Ask AI to Cross-Reference Workflows Against Functions

This is the core analytical move. Prompt the AI to read both sides of every workflow-to-function relationship and map them together. The workflow JSON tells you what should trigger; the function code tells you what actually runs when it does.

In that gap you'll find:

  • Orphaned functions — code that exists but no workflow ever calls
  • Broken references — workflows pointing to renamed or deleted functions
  • Trigger inconsistencies — companion workflows with mismatched criteria (one checks a field the other ignores)
  • Hardcoded credentials — API keys or URLs buried in function code
  • Logic duplication — two functions doing the same work independently
  • Superseded integrations — external webhooks still firing to retired endpoints
What the Cross-Reference Revealed — Real Example

Analysis of one client's CRM found two separate "Send Dealer Information to WooCommerce" workflows calling the same function: one fires on Deal creation when Stage = Closed Won, the other fires any time Stage is modified to Closed Won. The function is identical — but the trigger difference creates a potential duplicate-fire condition that had never been documented.

A third workflow — "Create WooCommerce Customer" — had two trigger variants: one fires on Account creation when Type=Dealer and Status=Active; the other fires when either field is modified to those values. Both invoke the same Flow webhook. Whether this is intentional redundancy or a logic gap requires a business intent conversation — but it's now visible.

5

Trace End-to-End Business Scenarios

Once you have the cross-reference map, pick a key business process and ask AI to walk every workflow and function that participates, in sequence.

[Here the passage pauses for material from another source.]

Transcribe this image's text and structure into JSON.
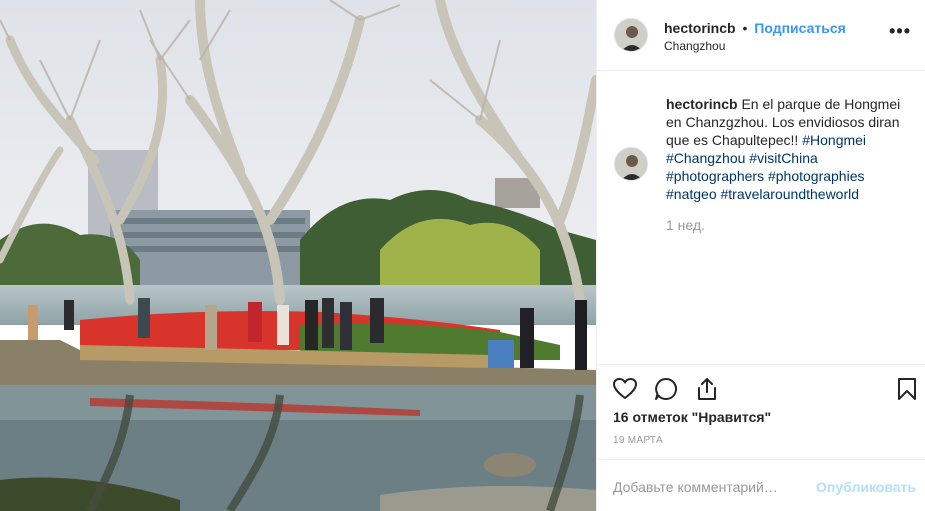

This reveals what a single-file analysis never shows: the full chain of events, and where it breaks down.

Good starting scenarios: Deal closed-won, new dealer onboarding, contact status change. Ask: "Walk me through every automation that fires from the moment a Deal reaches Closed Won, in order. What happens, and what could go wrong?"

What end-to-end tracing surfaces

Race conditions between competing workflows. Gaps in the chain where a record is expected to update but nothing triggers. Overlapping logic from old and new approaches that were never reconciled. These are the issues that don't appear in any dashboard — because they're about sequence, not outcome.

6

Produce a Findings Document

Once the analysis is complete, ask AI to generate a structured output document — a Word doc, spreadsheet, or formatted markdown — that captures the workflow-to-function mapping, all issues found, and recommendations. This becomes the reference artifact for cleanup, maintenance, and onboarding.

The document is the deliverable. AI produces it; you review and annotate it. What would have taken days of manual documentation emerges in minutes — grounded in the actual configuration of the system, not memory or assumption.

What to ask for: Workflow-to-function mapping table. Issues list with severity ratings. Business questions that need stakeholder input (intent gaps). Recommendations ranked by risk.

What This Approach Produces

A single AI-assisted session against a real client's metadata — using only the structural configuration, no event logs — surfaced the following types of findings in under two hours:

Trigger Coverage Gaps

Duplicate-fire conditions Two workflows calling identical logic under overlapping conditions — one on creation, one on modification. Never documented. Never intentional.

Undocumented Intent

Ambiguous redundancy Parallel webhook trigger variants — both valid, but nobody could say whether the duplication was deliberate or an artifact of past changes.

Maintenance Risk

External endpoint exposure Functions with hardcoded external API paths — visible in code, invisible in Zoho's UI, unknown to anyone who hadn't read the source.